Keep in mind that Cybersecurity goes beyond just software/hardware-based protection, and looking at the statistics these days, those products and services do their job extremely well, by detecting malware, entry attacks, and other malicious attempts at disrupting the systems or worst, stealing of important information that may cost a lot of money for the victims.
Cybercriminals employ easy-to-replicate attacks such as email attacks to try and pry information and steal money from their receiver. These attacks are known as phishing.
These types of attacks are generally made to mimic (in most cases) highly sophisticated spoofed emails from institutions and individuals to trick them into sharing information unwittingly.
In our previous article, we discussed the 6 ways to secure yourself online (link to article). Today, we will discuss some tips on staying vigilant.
Spotting the casted line-and-hook
There are several red flags in a social engineering attack some of which are:
- crafted emails – riddled with grammatical errors, incoherent sentences, poor formatting, etc.
- “Hi, I’m from <insert corporation name here> and…” sent from abc@a public domain.com – would a multi-billion dollar entity not want their representatives to wear their name as a tag as their email domain?
- “I’m an important person from a certain country. I need help to transfer $xxx of funds…” – A person from their home country, for example, their supporters, would be more of easy help.
- Invoices – Interestingly, another printer company is sending you the invoices when you are using a different brand, is it not?
- Google doc invite – yes, you read that right.

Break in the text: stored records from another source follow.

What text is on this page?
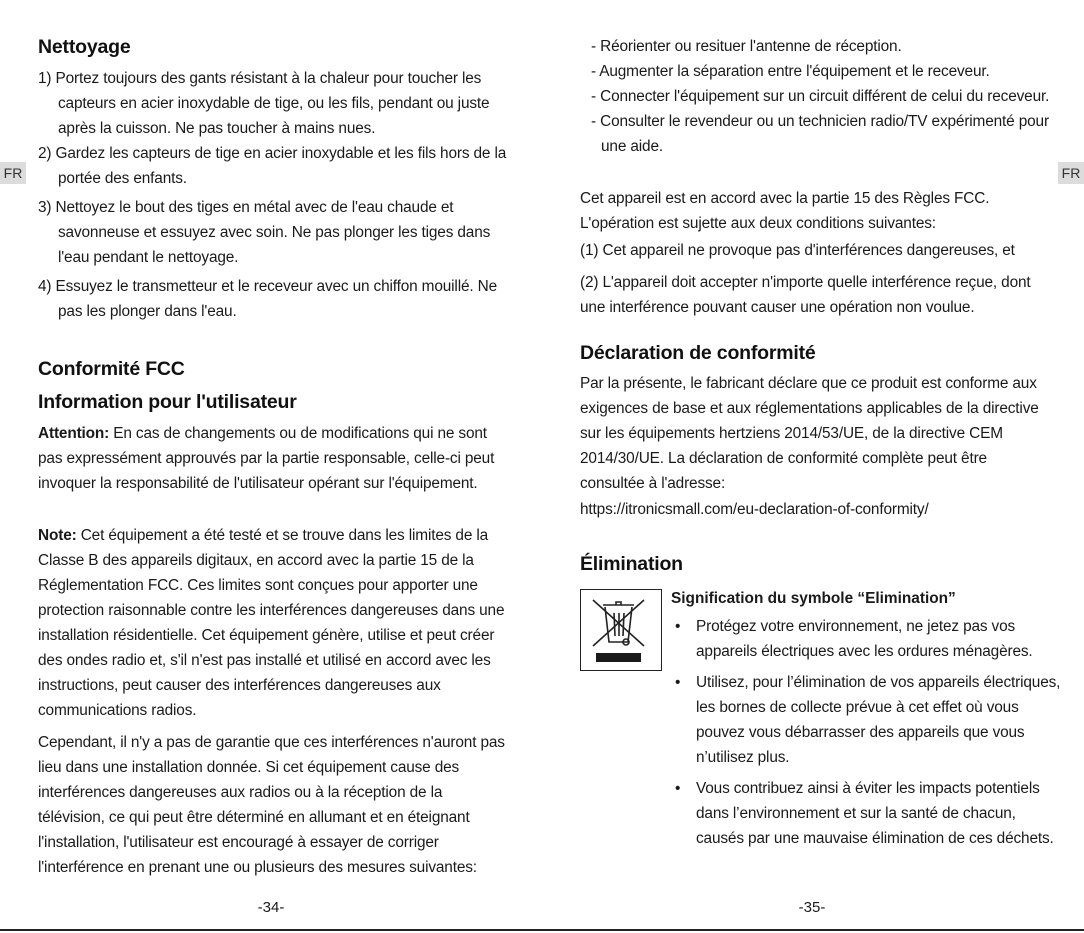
FR	FR
Nettoyage

1) Portez toujours des gants résistant à la chaleur pour toucher les capteurs en acier inoxydable de tige, ou les fils, pendant ou juste après la cuisson. Ne pas toucher à mains nues.

2) Gardez les capteurs de tige en acier inoxydable et les fils hors de la portée des enfants.

3) Nettoyez le bout des tiges en métal avec de l'eau chaude et savonneuse et essuyez avec soin. Ne pas plonger les tiges dans l'eau pendant le nettoyage.

4) Essuyez le transmetteur et le receveur avec un chiffon mouillé. Ne pas les plonger dans l'eau.

Conformité FCC
Information pour l'utilisateur

Attention: En cas de changements ou de modifications qui ne sont pas expressément approuvés par la partie responsable, celle-ci peut invoquer la responsabilité de l'utilisateur opérant sur l'équipement.

Note: Cet équipement a été testé et se trouve dans les limites de la Classe B des appareils digitaux, en accord avec la partie 15 de la Réglementation FCC. Ces limites sont conçues pour apporter une protection raisonnable contre les interférences dangereuses dans une installation résidentielle. Cet équipement génère, utilise et peut créer des ondes radio et, s'il n'est pas installé et utilisé en accord avec les instructions, peut causer des interférences dangereuses aux communications radios.

Cependant, il n'y a pas de garantie que ces interférences n'auront pas lieu dans une installation donnée. Si cet équipement cause des interférences dangereuses aux radios ou à la réception de la télévision, ce qui peut être déterminé en allumant et en éteignant l'installation, l'utilisateur est encouragé à essayer de corriger l'interférence en prenant une ou plusieurs des mesures suivantes:

-34-

- Réorienter ou resituer l'antenne de réception.

- Augmenter la séparation entre l'équipement et le receveur.

- Connecter l'équipement sur un circuit différent de celui du receveur.

- Consulter le revendeur ou un technicien radio/TV expérimenté pour une aide.

Cet appareil est en accord avec la partie 15 des Règles FCC. L'opération est sujette aux deux conditions suivantes:

(1) Cet appareil ne provoque pas d'interférences dangereuses, et

(2) L'appareil doit accepter n'importe quelle interférence reçue, dont une interférence pouvant causer une opération non voulue.

Déclaration de conformité

Par la présente, le fabricant déclare que ce produit est conforme aux exigences de base et aux réglementations applicables de la directive sur les équipements hertziens 2014/53/UE, de la directive CEM 2014/30/UE. La déclaration de conformité complète peut être consultée à l'adresse:

https://itronicsmall.com/eu-declaration-of-conformity/

Élimination
Signification du symbole “Elimination”

• Protégez votre environnement, ne jetez pas vos appareils électriques avec les ordures ménagères.

• Utilisez, pour l’élimination de vos appareils électriques, les bornes de collecte prévue à cet effet où vous pouvez vous débarrasser des appareils que vous n’utilisez plus.

• Vous contribuez ainsi à éviter les impacts potentiels dans l’environnement et sur la santé de chacun, causés par une mauvaise élimination de ces déchets.

-35-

A google doc invite scam is one of the most high-profile and latest phishing attacks, where the email mimics a google doc invitation. The link takes you to a landing page that looks exactly like that of Google. Once you submit your credential, the attackers have complete access.
The follow-up action
So now you have been equipped with the basic knowledge of how to spot these social engineering attacks, here are some easy actions to take:
- Pay close attention to the emails – Real simple. If the deal is too good to be true, it probably is. If you are not using the service, ignore the emails. If it is in a public domain, delete the email. If the mail is from a prince, best to stay away.
- Exercise discretion – If the email looks like it is from someone you know, perhaps an invitation to collaborate, consult if they did indeed send the email. If they did not, you should not engage in any way.
- Report it – especially if the mail is sent to your work email. It is time for your IT team or yourself to start tracking for leaked breaches.
- Stay aware – since the cyber landscape is ever-evolving, it is best to stay up-to-date with the latest methods of infiltration by cyber criminals to protect you and your organisation.
As Warren Buffet said, “It’s much easier to stay out of trouble now than to get out of trouble late.”